Nobody said that these would be new, unheard of up-and-comers. Actually, quite the opposite. These are plants that most gardeners either have, or should try. Here are a few of my favorites.
• Aglaonemas These always go at the top of my list. Their foliage is showy, and the plants are incredibly well suited to indoor conditions. Breeders have brought us a grand assortment of types, from the plain original Chinese evergreen, to all manners of silver variegation to a much more recent group of rosy-pink types. They thrive in bright rooms, but they can tolerate reasonably dark settings. They do not need direct sunlight. If you can read a paragraph of a book without turning on a lamp, that’s enough light for these winners.
• Devil’s ivy, or Pothos As common as mud, these old-fashioned houseplants are still some of the best. Many sport brightly variegated yellow or white leaves. More recently a solid yellowish-green pothos called Neon has come into the market. These can all be used trailing across desktops or climbing up totem poles. Fun fact: the plants develop the familiar “giant leaves” only when their stems ascend. Go to any tropical area and you will see them growing up tree trunks. Their leaves can grow to be larger than garbage can lids.
• Spathiphyllum, or peace lily Wholesale growers turn these out by the tens of millions. They’re perhaps the most common of all flowering foliage plants, staples of the funeral and gift-giving industries. They’re super-durable as long as you don’t let them wilt repeatedly. That’s when their leaves brown around their edges and at their tips. They produce their showy white Jack-in-the-pulpit blooms a couple of times every year. No direct sunlight, please, which makes them ideal indoors.

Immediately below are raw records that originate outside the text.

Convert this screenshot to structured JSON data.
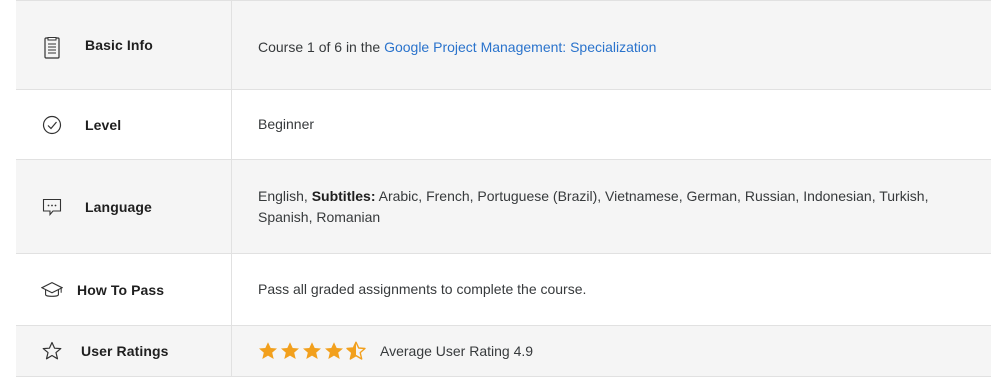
{
  "rows": {
    "basic_info": {
      "icon": "document-icon",
      "label": "Basic Info",
      "value_prefix": "Course 1 of 6 in the ",
      "value_link": "Google Project Management: Specialization"
    },
    "level": {
      "icon": "check-circle-icon",
      "label": "Level",
      "value": "Beginner"
    },
    "language": {
      "icon": "chat-bubble-icon",
      "label": "Language",
      "value_primary": "English, ",
      "subtitles_label": "Subtitles:",
      "value_subtitles": " Arabic, French, Portuguese (Brazil), Vietnamese, German, Russian, Indonesian, Turkish, Spanish, Romanian"
    },
    "how_to_pass": {
      "icon": "graduation-cap-icon",
      "label": "How To Pass",
      "value": "Pass all graded assignments to complete the course."
    },
    "user_ratings": {
      "icon": "star-outline-icon",
      "label": "User Ratings",
      "rating": 4.9,
      "value": "Average User Rating 4.9"
    }
  },
  "colors": {
    "star": "#f2a01d",
    "link": "#2a73cc",
    "row_alt": "#f5f5f5"
  }
}
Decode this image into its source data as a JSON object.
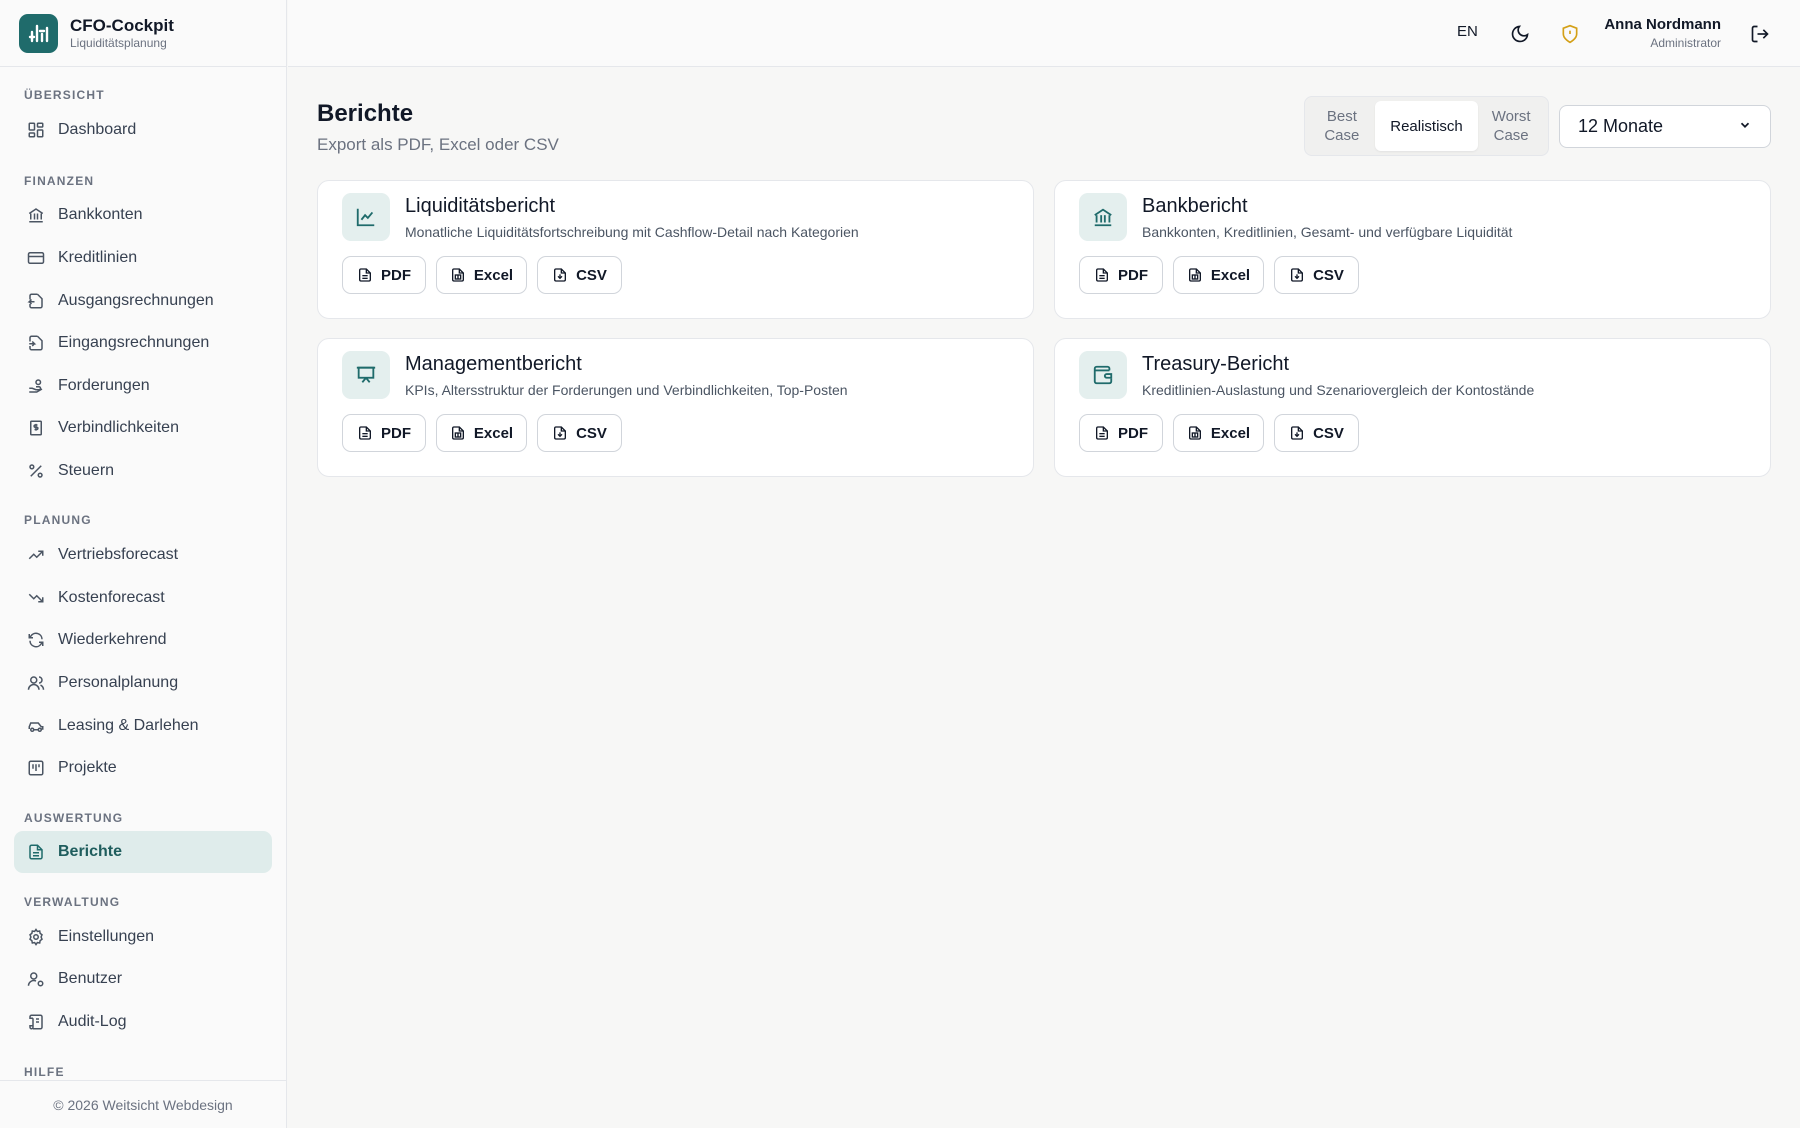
{
  "brand": {
    "title": "CFO-Cockpit",
    "subtitle": "Liquiditätsplanung"
  },
  "sidebar": {
    "sections": {
      "overview": "ÜBERSICHT",
      "finance": "FINANZEN",
      "planning": "PLANUNG",
      "evaluation": "AUSWERTUNG",
      "admin": "VERWALTUNG",
      "help": "HILFE"
    },
    "items": {
      "dashboard": "Dashboard",
      "bank_accounts": "Bankkonten",
      "credit_lines": "Kreditlinien",
      "outgoing_invoices": "Ausgangsrechnungen",
      "incoming_invoices": "Eingangsrechnungen",
      "receivables": "Forderungen",
      "liabilities": "Verbindlichkeiten",
      "taxes": "Steuern",
      "sales_forecast": "Vertriebsforecast",
      "cost_forecast": "Kostenforecast",
      "recurring": "Wiederkehrend",
      "personnel": "Personalplanung",
      "leasing": "Leasing & Darlehen",
      "projects": "Projekte",
      "reports": "Berichte",
      "settings": "Einstellungen",
      "users": "Benutzer",
      "audit_log": "Audit-Log"
    },
    "footer": "© 2026 Weitsicht Webdesign"
  },
  "topbar": {
    "language": "EN",
    "user_name": "Anna Nordmann",
    "user_role": "Administrator"
  },
  "page": {
    "title": "Berichte",
    "subtitle": "Export als PDF, Excel oder CSV"
  },
  "scenario": {
    "best_line1": "Best",
    "best_line2": "Case",
    "realistic": "Realistisch",
    "worst_line1": "Worst",
    "worst_line2": "Case",
    "selected": "Realistisch"
  },
  "period": {
    "selected": "12 Monate"
  },
  "reports": [
    {
      "title": "Liquiditätsbericht",
      "description": "Monatliche Liquiditätsfortschreibung mit Cashflow-Detail nach Kategorien",
      "icon": "line-chart-icon"
    },
    {
      "title": "Bankbericht",
      "description": "Bankkonten, Kreditlinien, Gesamt- und verfügbare Liquidität",
      "icon": "bank-icon"
    },
    {
      "title": "Managementbericht",
      "description": "KPIs, Altersstruktur der Forderungen und Verbindlichkeiten, Top-Posten",
      "icon": "presentation-icon"
    },
    {
      "title": "Treasury-Bericht",
      "description": "Kreditlinien-Auslastung und Szenariovergleich der Kontostände",
      "icon": "wallet-icon"
    }
  ],
  "export": {
    "pdf": "PDF",
    "excel": "Excel",
    "csv": "CSV"
  },
  "colors": {
    "accent": "#1f6b6b",
    "active_bg": "#dfeceb",
    "warning": "#d4a017"
  }
}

• Dracaenas and Pleomele There are many types and we’ve grown them for decades. Unfortunately, the most familiar one, the one with the thin leaves with red edges to its leaves (Dracaena marginata) requires really bright light, so it’s not well suited to most homes and offices. But all the rest really are. Janet Craig has always been my favorite, but corn plant is up there, too. And there are several newer types worth considering.
• Sansevierias At one point I had a collection of more than 60 species and varieties of sansevierias, but two problems with greenhouse heating have cost me much of my collection. (I should have followed my recommendation and had them indoors as houseplants.) These plants are ultimately durable. Forget to water them for a few days? No problem. Haven’t fed them for months? No problem. Just don’t let them freeze! Some types are low and rosetting, while others are very tall and spikey. Some types even arch with sharp-pointed leaves. You’ll find the unusual ones from serious collectors and occasionally at really good nurseries.
• Pony tail palm First things first, it’s not really a palm. But it’s a superior houseplant. We have one that’s been in the family for 50 years. They have those large, swollen bases that serve to store water in their arid native homes. They tolerate low humidities and dry times indoors, but you’ll get the best growth if you give them the same care you’d give other plants. Sunlight is not suggsted, but bright light is a must.